The first night I slept at home after the closure, I felt something wrong in the air. My room felt tight, like someone else was breathing inside it. Every shadow felt alive. I kept hearing something slide across the floor, like something dragging its body slowly. I told myself it was stress. But then, suddenly, I felt it — the presence of the snake. Not calm. Not protective. Not helpful. It was angry. Very, very angry.
I didn’t see it with my eyes — I saw it with my mind. That’s the only way I can explain it. Like a dark shape moving inside my thoughts. Like a cold wave in the room. Like something pacing around me, waiting.
That night I couldn’t sleep. Every time I closed my eyes, I felt it watching me. When I finally managed to drift off, I woke up to my entire bed shaking. Not like a dream. Not like imagination. Shaking like something was moving under it. My mirror fell off the wall and cracked. My phone switched on and off by itself. I heard whispering from the corner of the room even though no one was there.
The snake was angry because the rituals were interrupted.
Angry because the cameras exposed things.
Angry because I didn’t protect it during the raid.

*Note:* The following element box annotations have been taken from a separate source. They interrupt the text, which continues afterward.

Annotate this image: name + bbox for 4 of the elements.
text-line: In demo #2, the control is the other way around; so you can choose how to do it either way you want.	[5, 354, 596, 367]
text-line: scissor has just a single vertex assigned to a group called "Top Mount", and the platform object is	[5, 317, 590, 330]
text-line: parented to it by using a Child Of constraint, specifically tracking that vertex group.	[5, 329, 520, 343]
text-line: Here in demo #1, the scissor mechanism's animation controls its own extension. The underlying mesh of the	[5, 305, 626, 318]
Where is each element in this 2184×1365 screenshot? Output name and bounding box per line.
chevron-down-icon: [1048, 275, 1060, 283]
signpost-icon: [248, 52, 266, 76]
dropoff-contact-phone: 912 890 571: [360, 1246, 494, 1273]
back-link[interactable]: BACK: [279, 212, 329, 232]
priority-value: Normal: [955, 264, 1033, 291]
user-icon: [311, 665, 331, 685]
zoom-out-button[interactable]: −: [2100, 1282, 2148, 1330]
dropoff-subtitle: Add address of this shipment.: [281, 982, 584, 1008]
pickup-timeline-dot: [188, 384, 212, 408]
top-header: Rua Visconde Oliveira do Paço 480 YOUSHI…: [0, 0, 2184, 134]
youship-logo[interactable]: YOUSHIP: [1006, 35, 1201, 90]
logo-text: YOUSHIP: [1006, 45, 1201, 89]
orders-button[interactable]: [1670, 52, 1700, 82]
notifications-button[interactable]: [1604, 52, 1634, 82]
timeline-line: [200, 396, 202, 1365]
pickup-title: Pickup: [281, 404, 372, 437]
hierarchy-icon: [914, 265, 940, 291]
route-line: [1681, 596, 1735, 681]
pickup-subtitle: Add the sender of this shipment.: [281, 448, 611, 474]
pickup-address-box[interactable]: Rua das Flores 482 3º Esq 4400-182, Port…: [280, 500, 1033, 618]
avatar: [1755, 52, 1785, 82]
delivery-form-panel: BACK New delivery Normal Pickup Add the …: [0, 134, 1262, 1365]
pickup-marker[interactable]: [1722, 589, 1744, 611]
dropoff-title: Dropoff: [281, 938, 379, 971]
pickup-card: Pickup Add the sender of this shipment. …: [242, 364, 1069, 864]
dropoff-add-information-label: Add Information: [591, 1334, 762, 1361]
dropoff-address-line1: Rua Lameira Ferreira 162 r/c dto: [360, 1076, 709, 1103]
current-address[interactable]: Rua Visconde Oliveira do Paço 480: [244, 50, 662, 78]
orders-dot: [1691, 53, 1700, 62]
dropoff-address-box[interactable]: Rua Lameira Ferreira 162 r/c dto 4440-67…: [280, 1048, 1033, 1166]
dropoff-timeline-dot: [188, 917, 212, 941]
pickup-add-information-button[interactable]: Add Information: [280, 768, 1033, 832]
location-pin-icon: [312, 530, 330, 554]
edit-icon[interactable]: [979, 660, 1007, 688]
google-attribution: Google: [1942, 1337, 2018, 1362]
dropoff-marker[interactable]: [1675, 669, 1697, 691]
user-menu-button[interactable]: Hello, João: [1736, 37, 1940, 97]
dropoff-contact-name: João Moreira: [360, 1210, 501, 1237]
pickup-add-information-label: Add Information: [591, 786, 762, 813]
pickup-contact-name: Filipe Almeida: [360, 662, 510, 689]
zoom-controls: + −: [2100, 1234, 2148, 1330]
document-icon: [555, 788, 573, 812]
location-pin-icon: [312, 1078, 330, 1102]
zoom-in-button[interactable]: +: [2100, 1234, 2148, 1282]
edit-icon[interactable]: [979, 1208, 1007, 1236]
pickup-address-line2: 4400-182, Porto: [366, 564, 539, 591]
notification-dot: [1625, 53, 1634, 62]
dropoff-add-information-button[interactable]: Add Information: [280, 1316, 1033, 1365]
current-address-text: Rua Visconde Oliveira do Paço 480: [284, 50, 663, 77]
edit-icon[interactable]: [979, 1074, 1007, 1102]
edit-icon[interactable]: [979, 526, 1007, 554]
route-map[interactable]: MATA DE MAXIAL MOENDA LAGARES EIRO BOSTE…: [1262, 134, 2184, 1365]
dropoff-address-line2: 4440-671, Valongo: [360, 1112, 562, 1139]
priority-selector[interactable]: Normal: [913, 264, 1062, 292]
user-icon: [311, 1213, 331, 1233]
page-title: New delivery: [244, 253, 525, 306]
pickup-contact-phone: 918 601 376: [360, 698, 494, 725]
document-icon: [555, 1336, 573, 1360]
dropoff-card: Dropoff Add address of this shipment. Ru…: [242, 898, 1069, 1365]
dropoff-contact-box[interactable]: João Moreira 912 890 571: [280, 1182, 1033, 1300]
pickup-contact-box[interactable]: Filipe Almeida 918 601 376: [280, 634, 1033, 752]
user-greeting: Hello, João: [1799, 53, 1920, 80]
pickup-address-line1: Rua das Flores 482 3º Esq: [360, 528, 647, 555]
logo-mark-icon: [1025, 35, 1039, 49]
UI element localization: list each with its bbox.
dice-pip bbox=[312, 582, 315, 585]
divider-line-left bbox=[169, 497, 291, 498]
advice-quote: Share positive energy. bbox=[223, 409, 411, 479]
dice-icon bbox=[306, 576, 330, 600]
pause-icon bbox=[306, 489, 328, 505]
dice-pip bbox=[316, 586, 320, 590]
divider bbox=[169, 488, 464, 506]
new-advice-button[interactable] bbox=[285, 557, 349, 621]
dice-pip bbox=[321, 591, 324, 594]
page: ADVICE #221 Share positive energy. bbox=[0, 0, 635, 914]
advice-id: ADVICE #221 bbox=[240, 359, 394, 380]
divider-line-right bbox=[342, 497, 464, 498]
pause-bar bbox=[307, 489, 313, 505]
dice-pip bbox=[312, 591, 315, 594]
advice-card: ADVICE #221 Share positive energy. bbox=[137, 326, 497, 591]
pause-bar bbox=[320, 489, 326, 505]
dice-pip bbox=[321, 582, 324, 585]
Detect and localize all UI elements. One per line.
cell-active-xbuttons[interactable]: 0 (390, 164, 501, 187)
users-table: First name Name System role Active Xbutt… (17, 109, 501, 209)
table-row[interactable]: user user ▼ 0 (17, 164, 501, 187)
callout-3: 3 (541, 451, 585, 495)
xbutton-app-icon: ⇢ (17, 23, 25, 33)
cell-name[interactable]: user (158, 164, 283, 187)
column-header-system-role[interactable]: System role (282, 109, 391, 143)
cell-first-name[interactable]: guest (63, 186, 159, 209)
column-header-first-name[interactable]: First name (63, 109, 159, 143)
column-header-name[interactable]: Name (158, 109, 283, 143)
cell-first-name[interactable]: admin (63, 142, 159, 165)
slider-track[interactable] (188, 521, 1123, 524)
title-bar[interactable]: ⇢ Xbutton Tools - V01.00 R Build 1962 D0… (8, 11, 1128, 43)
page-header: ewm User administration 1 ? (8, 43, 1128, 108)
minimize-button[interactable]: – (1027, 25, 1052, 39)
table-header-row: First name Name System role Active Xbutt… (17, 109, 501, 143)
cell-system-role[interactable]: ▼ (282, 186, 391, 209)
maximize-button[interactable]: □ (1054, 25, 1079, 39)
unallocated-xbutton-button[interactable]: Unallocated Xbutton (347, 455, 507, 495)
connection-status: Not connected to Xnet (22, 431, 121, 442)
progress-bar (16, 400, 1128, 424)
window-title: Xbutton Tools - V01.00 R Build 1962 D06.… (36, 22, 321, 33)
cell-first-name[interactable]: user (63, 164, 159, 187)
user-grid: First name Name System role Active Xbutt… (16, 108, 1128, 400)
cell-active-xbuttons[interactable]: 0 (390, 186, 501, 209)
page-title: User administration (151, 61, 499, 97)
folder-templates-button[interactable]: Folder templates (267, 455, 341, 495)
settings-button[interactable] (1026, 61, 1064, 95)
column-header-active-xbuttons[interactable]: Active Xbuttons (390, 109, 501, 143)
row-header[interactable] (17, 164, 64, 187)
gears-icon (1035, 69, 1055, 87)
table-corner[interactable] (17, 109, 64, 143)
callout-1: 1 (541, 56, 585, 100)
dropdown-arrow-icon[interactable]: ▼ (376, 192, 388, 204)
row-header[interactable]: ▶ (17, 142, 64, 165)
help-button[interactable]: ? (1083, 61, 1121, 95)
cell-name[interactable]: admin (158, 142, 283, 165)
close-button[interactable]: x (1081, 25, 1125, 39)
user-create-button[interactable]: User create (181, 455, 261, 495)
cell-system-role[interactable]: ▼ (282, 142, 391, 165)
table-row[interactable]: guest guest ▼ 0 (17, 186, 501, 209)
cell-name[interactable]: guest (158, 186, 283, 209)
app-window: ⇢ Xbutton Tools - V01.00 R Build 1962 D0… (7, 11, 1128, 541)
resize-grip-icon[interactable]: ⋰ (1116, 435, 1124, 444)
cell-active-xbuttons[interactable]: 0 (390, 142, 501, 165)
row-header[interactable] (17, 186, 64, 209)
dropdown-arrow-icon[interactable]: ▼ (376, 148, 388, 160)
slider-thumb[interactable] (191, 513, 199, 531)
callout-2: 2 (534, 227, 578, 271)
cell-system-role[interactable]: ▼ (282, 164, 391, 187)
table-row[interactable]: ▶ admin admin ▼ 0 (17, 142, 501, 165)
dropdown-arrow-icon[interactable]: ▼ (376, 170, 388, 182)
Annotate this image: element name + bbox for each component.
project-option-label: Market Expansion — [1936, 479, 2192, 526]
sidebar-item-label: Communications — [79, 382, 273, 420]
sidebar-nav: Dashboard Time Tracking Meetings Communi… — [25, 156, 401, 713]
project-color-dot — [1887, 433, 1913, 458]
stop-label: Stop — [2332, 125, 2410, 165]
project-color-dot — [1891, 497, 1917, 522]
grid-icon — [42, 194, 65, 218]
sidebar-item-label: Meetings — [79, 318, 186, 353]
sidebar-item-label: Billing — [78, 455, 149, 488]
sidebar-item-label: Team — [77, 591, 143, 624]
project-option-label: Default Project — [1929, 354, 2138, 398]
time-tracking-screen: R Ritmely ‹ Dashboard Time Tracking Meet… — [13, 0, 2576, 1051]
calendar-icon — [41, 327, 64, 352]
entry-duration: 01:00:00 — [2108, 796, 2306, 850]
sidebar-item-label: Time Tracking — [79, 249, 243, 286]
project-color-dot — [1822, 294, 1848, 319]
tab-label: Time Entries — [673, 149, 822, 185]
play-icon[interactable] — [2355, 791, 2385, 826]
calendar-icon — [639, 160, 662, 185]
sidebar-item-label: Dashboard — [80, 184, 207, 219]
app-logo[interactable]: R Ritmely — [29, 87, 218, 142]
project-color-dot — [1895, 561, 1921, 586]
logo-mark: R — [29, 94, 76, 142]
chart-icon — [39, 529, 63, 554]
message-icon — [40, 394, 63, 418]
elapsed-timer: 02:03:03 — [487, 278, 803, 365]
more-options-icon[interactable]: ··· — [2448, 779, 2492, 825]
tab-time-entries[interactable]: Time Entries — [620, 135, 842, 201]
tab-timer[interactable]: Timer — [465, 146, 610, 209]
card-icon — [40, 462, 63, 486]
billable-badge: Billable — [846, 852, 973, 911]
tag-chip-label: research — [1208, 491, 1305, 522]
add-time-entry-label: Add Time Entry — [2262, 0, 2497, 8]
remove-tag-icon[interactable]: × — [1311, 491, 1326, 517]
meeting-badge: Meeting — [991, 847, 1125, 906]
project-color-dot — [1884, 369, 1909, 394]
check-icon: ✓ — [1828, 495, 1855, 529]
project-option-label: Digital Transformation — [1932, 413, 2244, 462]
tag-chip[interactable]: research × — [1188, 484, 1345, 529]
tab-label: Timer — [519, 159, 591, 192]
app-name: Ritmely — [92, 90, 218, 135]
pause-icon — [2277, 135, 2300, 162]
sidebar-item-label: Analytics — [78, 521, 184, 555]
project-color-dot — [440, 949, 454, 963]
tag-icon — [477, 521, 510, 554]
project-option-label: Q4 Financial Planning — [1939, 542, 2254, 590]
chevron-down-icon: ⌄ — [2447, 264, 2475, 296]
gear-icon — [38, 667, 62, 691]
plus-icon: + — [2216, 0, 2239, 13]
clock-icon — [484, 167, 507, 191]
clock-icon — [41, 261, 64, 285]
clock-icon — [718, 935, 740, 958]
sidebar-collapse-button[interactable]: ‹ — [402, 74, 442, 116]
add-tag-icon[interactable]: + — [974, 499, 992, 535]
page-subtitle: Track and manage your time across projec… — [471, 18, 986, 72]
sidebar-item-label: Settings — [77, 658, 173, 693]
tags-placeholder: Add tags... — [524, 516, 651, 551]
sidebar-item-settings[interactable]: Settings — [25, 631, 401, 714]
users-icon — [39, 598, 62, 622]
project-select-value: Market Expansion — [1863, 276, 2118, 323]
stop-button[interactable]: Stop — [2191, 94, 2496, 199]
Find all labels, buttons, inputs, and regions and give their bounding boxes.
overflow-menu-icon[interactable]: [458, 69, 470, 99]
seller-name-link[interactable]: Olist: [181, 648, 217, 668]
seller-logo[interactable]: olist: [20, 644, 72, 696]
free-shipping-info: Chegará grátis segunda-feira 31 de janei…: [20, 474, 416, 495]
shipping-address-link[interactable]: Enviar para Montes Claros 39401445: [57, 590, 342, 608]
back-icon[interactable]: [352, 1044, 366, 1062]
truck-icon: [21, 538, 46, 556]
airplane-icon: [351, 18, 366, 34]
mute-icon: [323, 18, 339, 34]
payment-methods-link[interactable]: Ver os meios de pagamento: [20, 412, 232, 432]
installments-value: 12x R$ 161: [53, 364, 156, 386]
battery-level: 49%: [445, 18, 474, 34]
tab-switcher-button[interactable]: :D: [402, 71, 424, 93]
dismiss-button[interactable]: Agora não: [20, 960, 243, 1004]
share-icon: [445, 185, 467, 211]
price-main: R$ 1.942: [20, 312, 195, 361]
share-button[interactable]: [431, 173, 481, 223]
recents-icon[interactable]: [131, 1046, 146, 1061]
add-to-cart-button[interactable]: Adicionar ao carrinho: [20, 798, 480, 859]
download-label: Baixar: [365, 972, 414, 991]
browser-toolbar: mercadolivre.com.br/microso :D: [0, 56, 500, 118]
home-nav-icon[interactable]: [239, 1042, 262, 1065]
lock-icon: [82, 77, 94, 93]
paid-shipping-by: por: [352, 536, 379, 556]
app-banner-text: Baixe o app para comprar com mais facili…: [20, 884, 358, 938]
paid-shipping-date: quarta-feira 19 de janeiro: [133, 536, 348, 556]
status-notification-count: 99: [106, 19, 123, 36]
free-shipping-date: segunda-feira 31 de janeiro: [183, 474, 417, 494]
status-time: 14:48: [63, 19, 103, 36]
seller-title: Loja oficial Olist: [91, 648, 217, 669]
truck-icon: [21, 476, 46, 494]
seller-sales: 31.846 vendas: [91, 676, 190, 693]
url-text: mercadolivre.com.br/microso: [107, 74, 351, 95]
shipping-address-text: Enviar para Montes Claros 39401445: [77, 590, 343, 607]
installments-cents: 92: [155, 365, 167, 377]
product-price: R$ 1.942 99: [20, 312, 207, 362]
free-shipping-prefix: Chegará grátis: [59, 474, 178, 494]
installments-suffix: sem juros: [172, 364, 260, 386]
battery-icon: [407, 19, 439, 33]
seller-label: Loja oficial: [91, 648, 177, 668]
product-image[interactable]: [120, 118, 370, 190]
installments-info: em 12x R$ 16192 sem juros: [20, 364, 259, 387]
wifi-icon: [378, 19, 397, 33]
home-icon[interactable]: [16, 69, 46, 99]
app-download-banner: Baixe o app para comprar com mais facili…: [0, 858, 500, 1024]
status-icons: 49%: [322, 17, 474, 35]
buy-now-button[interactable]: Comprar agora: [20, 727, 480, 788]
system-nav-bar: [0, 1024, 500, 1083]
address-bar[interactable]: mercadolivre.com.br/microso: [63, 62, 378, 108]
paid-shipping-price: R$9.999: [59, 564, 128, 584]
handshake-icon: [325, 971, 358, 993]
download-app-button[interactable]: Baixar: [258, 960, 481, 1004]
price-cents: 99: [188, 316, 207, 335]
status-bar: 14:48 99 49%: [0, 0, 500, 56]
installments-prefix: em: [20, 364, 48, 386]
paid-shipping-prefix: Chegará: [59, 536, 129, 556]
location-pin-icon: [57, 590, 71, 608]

Angry because I stopped feeding it.
Angry because I abandoned the work.
I wasn’t its owner anymore.
I was its target.
And I wasn’t alone. The other girls were also suffering. One girl woke up with scratches all over her body like something clawed her in her sleep. Another said she kept smelling rotten meat in her house even after cleaning everything. Another said she felt something breathing next to her every night. We were all dealing with our own nightmares. Everyone laughed at us when we were making money. No one was laughing now.
Sometimes, in the dark, I feel the snake sliding around my bed. Sometimes I feel it inside my skin, moving like a cold line under my flesh. Sometimes I hear it hiss in the corner of my room, telling me I owe it something I don’t know how to give anymore. Sometimes I dream of it wrapping around my neck, not tight enough to choke me but tight enough to warn me.
I didn’t write this to scare people. I didn’t write it to convince anyone that rituals are real or not real. I wrote this because I needed to get this weight off my chest. People think slay queens live soft, perfect lives. They don’t know the things some of us carry to survive. They don’t know the lengths some of us go to for money. They don’t know the dangers we invite when we are desperate.
I lost Iphi Ntombi.
I lost my peace.
And now I am living with something angry, something I once trusted.
Maybe one day it will leave me.
Maybe one day I’ll be free.
But until then, at least my story is out there.
At least I’m not suffering in silence anymore.